A federal judge who routinely sides with conservative activists has upheld West Texas A&M University’s ban on campus drag performances, ignoring long-standing precedent and rejecting First Amendment arguments for why the prohibition should be overturned.
West Texas A&M University imposed the ban in 2023, when University President Walter Wendler barred Spectrum WT, the college’s LGBTQ student organization, from hosting a campus drag show to raise money for The Trevor Project, the nation’s leading LGBTQ suicide prevention organization.

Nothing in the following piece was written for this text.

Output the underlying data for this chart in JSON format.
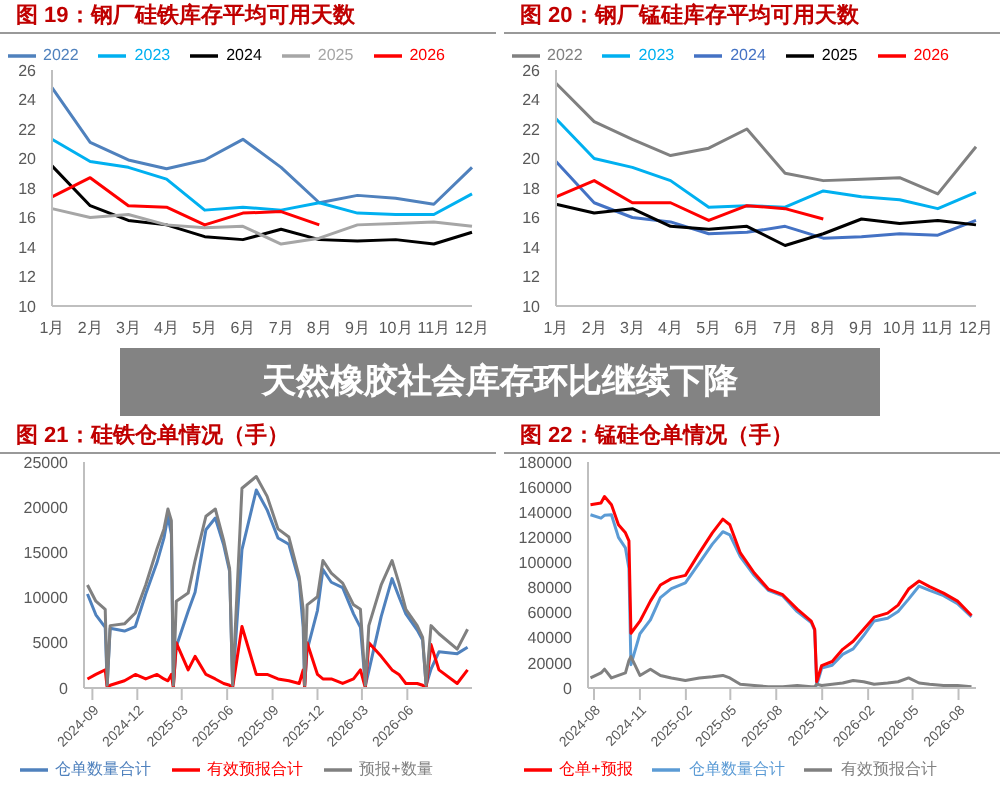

Wendler blocked the show on the grounds that drag is “misogynistic” and mocks women, comparing the art form to blackface. He also maintained there is no such thing as a “harmless drag show,” arguing that performers adopt exaggerated gender expressions through makeup, clothing, and prosthetics that stereotype and insult women.
“Supporting The Trevor Project is a good idea,” he wrote in a campus-wide email. “My recommendation is to skip the show and send the dough.”
With the help of the Foundation for Individual Rights and Expression (FIRE), Spectrum WT filed a federal lawsuit. The group argued the ban violated their First Amendment rights and sought an injunction to allow the performance to proceed.
In September 2023, U.S. District Judge Matthew Kacsmaryk of the Northern District of Texas rejected the preliminary injunction, allowing the ban to take effect. That decision was later reversed by a divided three-judge panel of the 5th U.S. Circuit Court of Appeals, which determined the ban infringed on students’ free speech rights and temporarily blocked it.
The panel’s decision was vacated in October when the full Fifth Circuit — which is ideologically conservative — granted a request for an en banc rehearing. This cleared the way for Kacsmaryk to proceed with a bench trial on the merits of the case, including the request for a permanent injunction and nominal damages.
In a 46-page ruling, Kacsmaryk rejected Spectrum WT’s request for a permanent injunction, allowing the ban to stand. He compared drag to “blackface,” writing that both “mock vulnerable groups by caricaturing aspects of their identity.”
“The only difference,” he wrote, “is that one performance is ‘abhorred by cultural elites’ while the other is in vogue — at least for now.”
Kacsmaryk also argued that because drag has “no message,” it is not protected speech under the First Amendment. He added that even if Spectrum WT “intends to convey a message of bending gender norms, this Court cannot find that there is a great likelihood ‘that the message would be understood by those who viewed it.'”
Writing on her Erin in the Morning Substack, transgender journalist Erin Reed called Kacsmaryk’s ruling “particularly egregious” for likening drag to blackface.
“Blackface was created by white performers to dehumanize a marginalized group and reinforce racial subjugation,” Reed wrote. “Drag, by contrast, emerged from marginalized communities themselves as a form of self-expression, community building, and survival. It has existed across cultures and centuries, from Shakespearean theater to Harlem ballroom culture to contemporary performance.
“In its modern form, drag conveys meaning about gender identity and expression, deliberately subverting gendered expectations around clothing and performance — placing it squarely within the realm of activity protected by the First Amendment.”
Reed also noted this is not the first time Kacsmaryk — a former deputy general counsel at First Liberty Institute — has issued a controversial ruling targeting LGBTQ people. His recent record includes several decisions blocking Biden administration nondiscrimination protections for LGBTQ individuals in healthcare, education, and the workplace.
Kacsmaryk’s ruling on the drag ban conflicts with recent decisions elsewhere. In May, the 11th U.S. Circuit Court of Appeals found a Florida law seeking to ban drag in proximity to minors was “overbroad,” “impermissibly vague,” and likely unconstitutional. Similarly, a federal judge in 2023 blocked Montana from enforcing its drag ban, concluding the law restricted speech based on content or identity without proving drag rises to the level of obscenity.